DeepMind Control Suite

We use dm_control==1.0.38 and mujoco==3.6.0 as the codebase. See https://github.com/deepmind/dm_control/tree/1.0.38 and https://github.com/google-deepmind/mujoco/tree/3.6.0

The domain_name and task_name for suite.load function are converted into DomainNameTaskName-v1 in envpool, e.g.,

dm_raw_env = suite.load("hopper", "hop")
# equal to
envpool_env = envpool.make_dm("HopperHop-v1", num_envs=1)

# if _ is in the original name
suite.load("ball_in_cup", "catch")
# equal to
envpool.make_dm("BallInCupCatch-v1", num_envs=1)

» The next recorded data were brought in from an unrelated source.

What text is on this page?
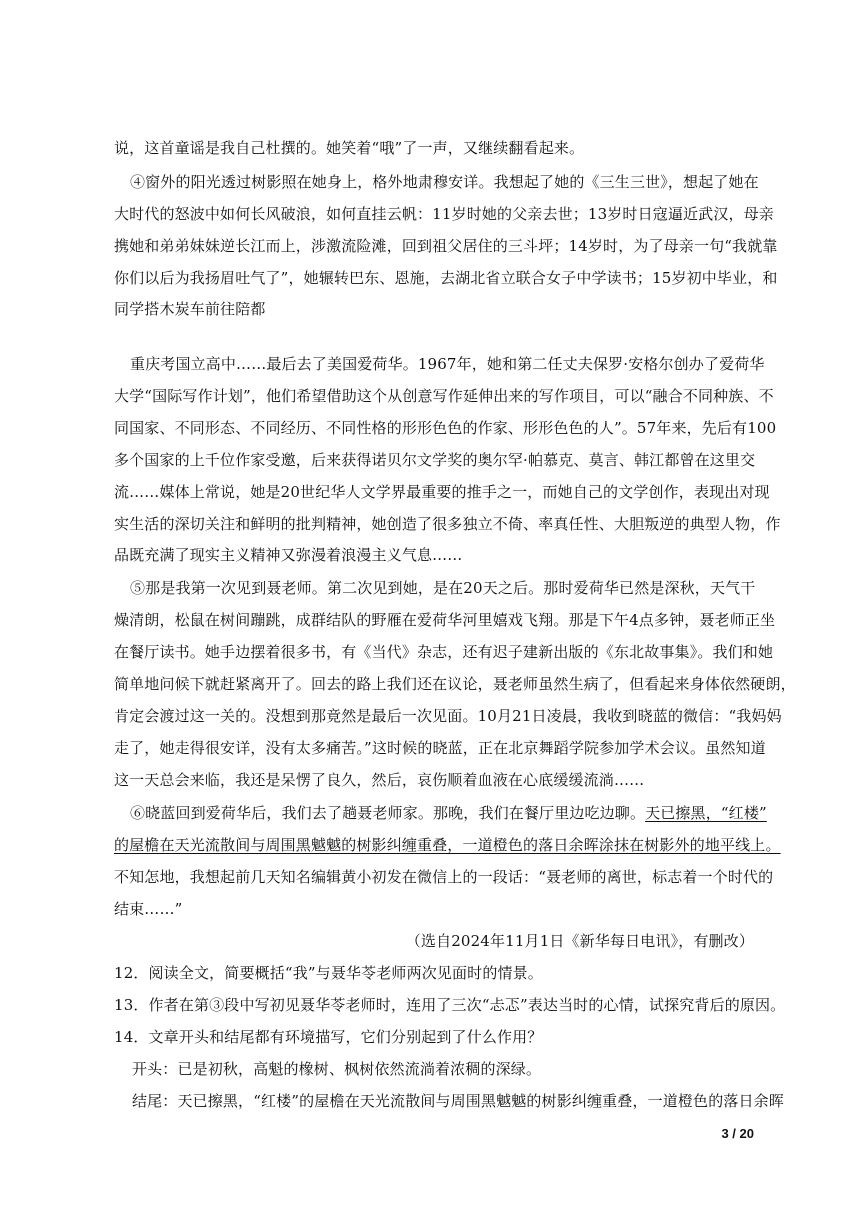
说，这首童谣是我自己杜撰的。她笑着“哦”了一声，又继续翻看起来。
④窗外的阳光透过树影照在她身上，格外地肃穆安详。我想起了她的《三生三世》，想起了她在
大时代的怒波中如何长风破浪，如何直挂云帆：11岁时她的父亲去世；13岁时日寇逼近武汉，母亲
携她和弟弟妹妹逆长江而上，涉激流险滩，回到祖父居住的三斗坪；14岁时，为了母亲一句“我就靠
你们以后为我扬眉吐气了”，她辗转巴东、恩施，去湖北省立联合女子中学读书；15岁初中毕业，和
同学搭木炭车前往陪都
重庆考国立高中……最后去了美国爱荷华。1967年，她和第二任丈夫保罗·安格尔创办了爱荷华
大学“国际写作计划”，他们希望借助这个从创意写作延伸出来的写作项目，可以“融合不同种族、不
同国家、不同形态、不同经历、不同性格的形形色色的作家、形形色色的人”。57年来，先后有100
多个国家的上千位作家受邀，后来获得诺贝尔文学奖的奥尔罕·帕慕克、莫言、韩江都曾在这里交
流……媒体上常说，她是20世纪华人文学界最重要的推手之一，而她自己的文学创作，表现出对现
实生活的深切关注和鲜明的批判精神，她创造了很多独立不倚、率真任性、大胆叛逆的典型人物，作
品既充满了现实主义精神又弥漫着浪漫主义气息……
⑤那是我第一次见到聂老师。第二次见到她，是在20天之后。那时爱荷华已然是深秋，天气干
燥清朗，松鼠在树间蹦跳，成群结队的野雁在爱荷华河里嬉戏飞翔。那是下午4点多钟，聂老师正坐
在餐厅读书。她手边摆着很多书，有《当代》杂志，还有迟子建新出版的《东北故事集》。我们和她
简单地问候下就赶紧离开了。回去的路上我们还在议论，聂老师虽然生病了，但看起来身体依然硬朗，
肯定会渡过这一关的。没想到那竟然是最后一次见面。10月21日凌晨，我收到晓蓝的微信：“我妈妈
走了，她走得很安详，没有太多痛苦。”这时候的晓蓝，正在北京舞蹈学院参加学术会议。虽然知道
这一天总会来临，我还是呆愣了良久，然后，哀伤顺着血液在心底缓缓流淌……
⑥晓蓝回到爱荷华后，我们去了趟聂老师家。那晚，我们在餐厅里边吃边聊。天已擦黑，“红楼”
的屋檐在天光流散间与周围黑魆魆的树影纠缠重叠，一道橙色的落日余晖涂抹在树影外的地平线上。
不知怎地，我想起前几天知名编辑黄小初发在微信上的一段话：“聂老师的离世，标志着一个时代的
结束……”
（选自2024年11月1日《新华每日电讯》，有删改）
12．阅读全文，简要概括“我”与聂华苓老师两次见面时的情景。
13．作者在第③段中写初见聂华苓老师时，连用了三次“忐忑”表达当时的心情，试探究背后的原因。
14．文章开头和结尾都有环境描写，它们分别起到了什么作用？
开头：已是初秋，高魁的橡树、枫树依然流淌着浓稠的深绿。
结尾：天已擦黑，“红楼”的屋檐在天光流散间与周围黑魆魆的树影纠缠重叠，一道橙色的落日余晖
3 / 20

EnvPool implements the suite.ALL_TASKS task set from dm_control==1.0.38.

Render Compare

Representative first-frame compares for DeepMind Control Suite tasks that support rendering. In each panel, EnvPool is on the left and upstream dm_control is on the right.

../_images/mujoco_dmc_official_compare.png

AcrobotSwingup-v1, AcrobotSwingupSparse-v1

dm_control suite acrobot source code

Observation spec: a namedtuple with two keys: orientations (4), velocity (2);
Action spec: (1), with range [-1, 1];
frame_skip: 1;
max_episode_stes: 1000;

BallInCupCatch-v1

dm_control suite ball-in-cup source code

Observation spec: a namedtuple with two keys: position (4) and velocity (4);
Action spec: (2), with range [-1, 1];
frame_skip: 1;
max_episode_steps: 1000;

CartpoleBalance-v1, CartpoleBalanceSparse-v1, CartpoleSwingup-v1, CartpoleSwingupSparse-v1, CartpoleTwoPoles-v1, CartpoleThreePoles-v1

dm_control suite cartpole source code

Observation spec: a namedtuple with two keys: position (5 for two_poles, 7 for three_poles, 3 for others), velocity (3 for two_poles, 4 for three_poles, 2 for others);
Action spec: (1), with range [-1, 1];
frame_skip: 1;
max_episode_stes: 1000;

CheetahRun-v1

dm_control suite cheetah source code

Observation spec: a namedtuple with two keys: position (8) and velocity (9);
Action spec: (6), with range [-1, 1];
frame_skip: 1;
max_episode_steps: 1000;

DogFetch-v1, DogRun-v1, DogStand-v1, DogTrot-v1, DogWalk-v1

dm_control suite dog source code

Observation spec: a namedtuple with eleven keys: joint_angles (73), joint_velocites (73), torso_pelvis_height (2), z_projection (9), torso_com_velocity (3), inertial_sensors (9), foot_forces (12), touch_sensors (4), actuator_state (38), ball_state (6) and target_position (3);
Action spec: (38), with range [-1, 1];
frame_skip: 3;
max_episode_steps: 1000;

Note

The observation keys ball_state and target_position are only meaningful in DogFetch-v1.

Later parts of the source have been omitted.